Phyllis Carlson, 92, of Overland Park, Kan., died May 29, 2023. She was born Aug. 22, 1930, in Upland, Calif., to Laona Pearl Book Hershey and Charles Hershey.

Carlson
Carlson

Shaped by her baptism in the Brethren in Christ church, she enrolled at Messiah College in Pennsylvania, where she met Bob Carlson. In 1953 she married Bob, graduated with a degree in education and started her first teaching job. She then made the difficult decision to abandon the Brethren head covering and conservative attire. In 1959 the young family, with two children, moved to the District of Columbia, where Bob was chaplain at a youth residential center. Then the family moved to Newton, Kan., where Bob was the associate pastor at Bethel College Mennonite Church in North Newton. After taking early motherhood in stride, her creative and instructive spirit pulled her back to the classroom. She earned a master’s degree in educational psychology from Wichita State University in 1969. 

In the ’60s and ’70s she was deeply stirred by the women’s movement. Her energy for equality drove her to lead her sixth-grade class in a protest against gender discrimination that nearly got her fired, but her petition to allow girls to sign up for shop class and boys for home economics was successful. In Newton, she created a women’s investing club and years later forged a community for women by starting a lunch group at Rainbow Mennonite Church in Kansas City. A charismatic and inventive teacher, she taught fifth and sixth grades in the Newton public schools for 18 years and was the first Newton teacher to use a computer in the classroom. In 1991 she received the “woman of the year” education award in The Newton Kansan. 

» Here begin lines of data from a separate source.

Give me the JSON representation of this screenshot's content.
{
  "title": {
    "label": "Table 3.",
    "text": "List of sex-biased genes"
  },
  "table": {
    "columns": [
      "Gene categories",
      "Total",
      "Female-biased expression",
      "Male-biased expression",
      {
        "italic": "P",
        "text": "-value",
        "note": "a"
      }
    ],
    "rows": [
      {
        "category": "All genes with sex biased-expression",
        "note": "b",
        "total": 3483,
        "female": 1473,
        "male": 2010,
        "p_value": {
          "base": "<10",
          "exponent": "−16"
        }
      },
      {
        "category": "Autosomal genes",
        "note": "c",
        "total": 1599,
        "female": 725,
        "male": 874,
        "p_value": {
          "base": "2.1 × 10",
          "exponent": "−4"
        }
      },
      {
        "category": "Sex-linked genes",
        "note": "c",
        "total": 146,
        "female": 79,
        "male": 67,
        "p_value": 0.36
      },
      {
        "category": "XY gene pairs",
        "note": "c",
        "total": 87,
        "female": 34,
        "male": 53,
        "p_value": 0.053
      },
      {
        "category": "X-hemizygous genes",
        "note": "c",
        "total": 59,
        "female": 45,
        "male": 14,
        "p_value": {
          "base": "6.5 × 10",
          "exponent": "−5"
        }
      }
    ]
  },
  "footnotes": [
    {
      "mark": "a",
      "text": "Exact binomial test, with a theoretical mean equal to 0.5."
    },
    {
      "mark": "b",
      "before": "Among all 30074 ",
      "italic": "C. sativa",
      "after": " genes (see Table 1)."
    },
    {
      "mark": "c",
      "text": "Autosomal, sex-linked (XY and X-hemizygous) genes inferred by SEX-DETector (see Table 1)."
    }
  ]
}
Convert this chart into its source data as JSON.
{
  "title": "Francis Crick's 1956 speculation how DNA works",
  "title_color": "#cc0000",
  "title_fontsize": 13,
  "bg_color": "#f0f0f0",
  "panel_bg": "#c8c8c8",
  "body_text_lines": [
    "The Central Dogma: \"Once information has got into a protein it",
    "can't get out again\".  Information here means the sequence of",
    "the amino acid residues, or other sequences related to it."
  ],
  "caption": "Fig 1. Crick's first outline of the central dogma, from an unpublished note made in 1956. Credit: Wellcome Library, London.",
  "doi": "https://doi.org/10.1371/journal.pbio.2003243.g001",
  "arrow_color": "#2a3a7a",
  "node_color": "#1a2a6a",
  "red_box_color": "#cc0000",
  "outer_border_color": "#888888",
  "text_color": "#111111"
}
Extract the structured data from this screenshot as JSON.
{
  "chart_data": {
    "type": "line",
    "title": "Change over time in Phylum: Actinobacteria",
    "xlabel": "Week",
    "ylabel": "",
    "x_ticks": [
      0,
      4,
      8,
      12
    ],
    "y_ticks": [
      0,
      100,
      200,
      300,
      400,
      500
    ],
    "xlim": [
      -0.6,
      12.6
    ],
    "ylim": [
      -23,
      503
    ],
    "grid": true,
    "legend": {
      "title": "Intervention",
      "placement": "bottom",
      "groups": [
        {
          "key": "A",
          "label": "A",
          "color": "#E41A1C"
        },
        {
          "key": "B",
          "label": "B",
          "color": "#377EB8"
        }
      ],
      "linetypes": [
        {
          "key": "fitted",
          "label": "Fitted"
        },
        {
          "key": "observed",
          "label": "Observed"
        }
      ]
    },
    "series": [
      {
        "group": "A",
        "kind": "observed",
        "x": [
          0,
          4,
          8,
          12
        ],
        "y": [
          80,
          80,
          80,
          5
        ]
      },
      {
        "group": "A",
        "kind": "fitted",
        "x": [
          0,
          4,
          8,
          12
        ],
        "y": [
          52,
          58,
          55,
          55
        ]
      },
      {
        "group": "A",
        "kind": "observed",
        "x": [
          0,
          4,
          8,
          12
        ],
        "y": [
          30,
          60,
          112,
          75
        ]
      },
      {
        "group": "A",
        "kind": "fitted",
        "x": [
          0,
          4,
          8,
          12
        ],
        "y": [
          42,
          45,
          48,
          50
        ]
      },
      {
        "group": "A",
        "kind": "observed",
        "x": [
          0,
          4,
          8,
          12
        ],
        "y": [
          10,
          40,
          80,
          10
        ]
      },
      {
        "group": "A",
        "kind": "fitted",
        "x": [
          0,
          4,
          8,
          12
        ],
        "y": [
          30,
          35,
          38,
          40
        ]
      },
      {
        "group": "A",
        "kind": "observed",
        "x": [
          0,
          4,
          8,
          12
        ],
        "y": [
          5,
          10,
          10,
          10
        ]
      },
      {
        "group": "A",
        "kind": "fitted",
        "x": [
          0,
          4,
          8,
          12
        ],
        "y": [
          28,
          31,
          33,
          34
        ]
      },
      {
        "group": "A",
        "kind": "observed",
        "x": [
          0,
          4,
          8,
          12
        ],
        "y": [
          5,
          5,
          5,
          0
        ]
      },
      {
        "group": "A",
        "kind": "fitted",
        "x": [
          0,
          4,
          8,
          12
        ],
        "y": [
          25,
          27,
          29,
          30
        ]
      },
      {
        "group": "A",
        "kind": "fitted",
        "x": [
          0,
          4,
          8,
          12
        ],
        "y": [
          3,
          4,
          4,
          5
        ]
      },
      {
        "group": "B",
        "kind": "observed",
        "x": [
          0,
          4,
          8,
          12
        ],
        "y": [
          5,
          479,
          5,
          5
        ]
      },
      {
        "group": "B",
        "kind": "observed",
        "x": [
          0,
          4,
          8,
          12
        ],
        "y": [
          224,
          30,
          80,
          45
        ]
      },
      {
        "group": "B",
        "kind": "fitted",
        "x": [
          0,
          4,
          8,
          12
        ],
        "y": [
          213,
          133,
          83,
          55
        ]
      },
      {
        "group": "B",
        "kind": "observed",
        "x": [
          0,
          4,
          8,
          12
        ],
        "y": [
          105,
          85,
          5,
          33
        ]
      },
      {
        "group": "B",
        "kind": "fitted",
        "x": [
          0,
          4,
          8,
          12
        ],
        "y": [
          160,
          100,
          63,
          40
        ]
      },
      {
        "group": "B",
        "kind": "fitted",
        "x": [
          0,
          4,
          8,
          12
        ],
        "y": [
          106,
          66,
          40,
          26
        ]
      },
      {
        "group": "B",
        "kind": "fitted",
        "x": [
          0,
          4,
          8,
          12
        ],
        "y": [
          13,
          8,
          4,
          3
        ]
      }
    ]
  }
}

At Bethel College Mennonite Church she was the first woman chair of the congregation. She also served on the Bethel College Board of Directors for 12 years.

In 1991 Phyllis and Bob moved to Tokyo, Japan, where for four years she taught sixth grade at Nishimachi International School. In 1997 they moved to Overland Park. In retirement, she found a spiritual home at Rainbow, served on church committees, led small groups, taught writing classes at Lansing Correctional Facility and was immersed in her community.

Artistically, spiritually and physically active throughout her life, she was a skilled wheat weaver and quilter, won a wind-surfing contest, sailed, biked across Kansas and climbed Mount Fuji. She and Bob traveled to 47 states and over 18 countries. She defined herself as “always a searcher.”

She is survived by her husband; children Steve Carlson, Chris Ashby and Beth Carlson; five grandchildren; and son-in-law Shawn Ashby.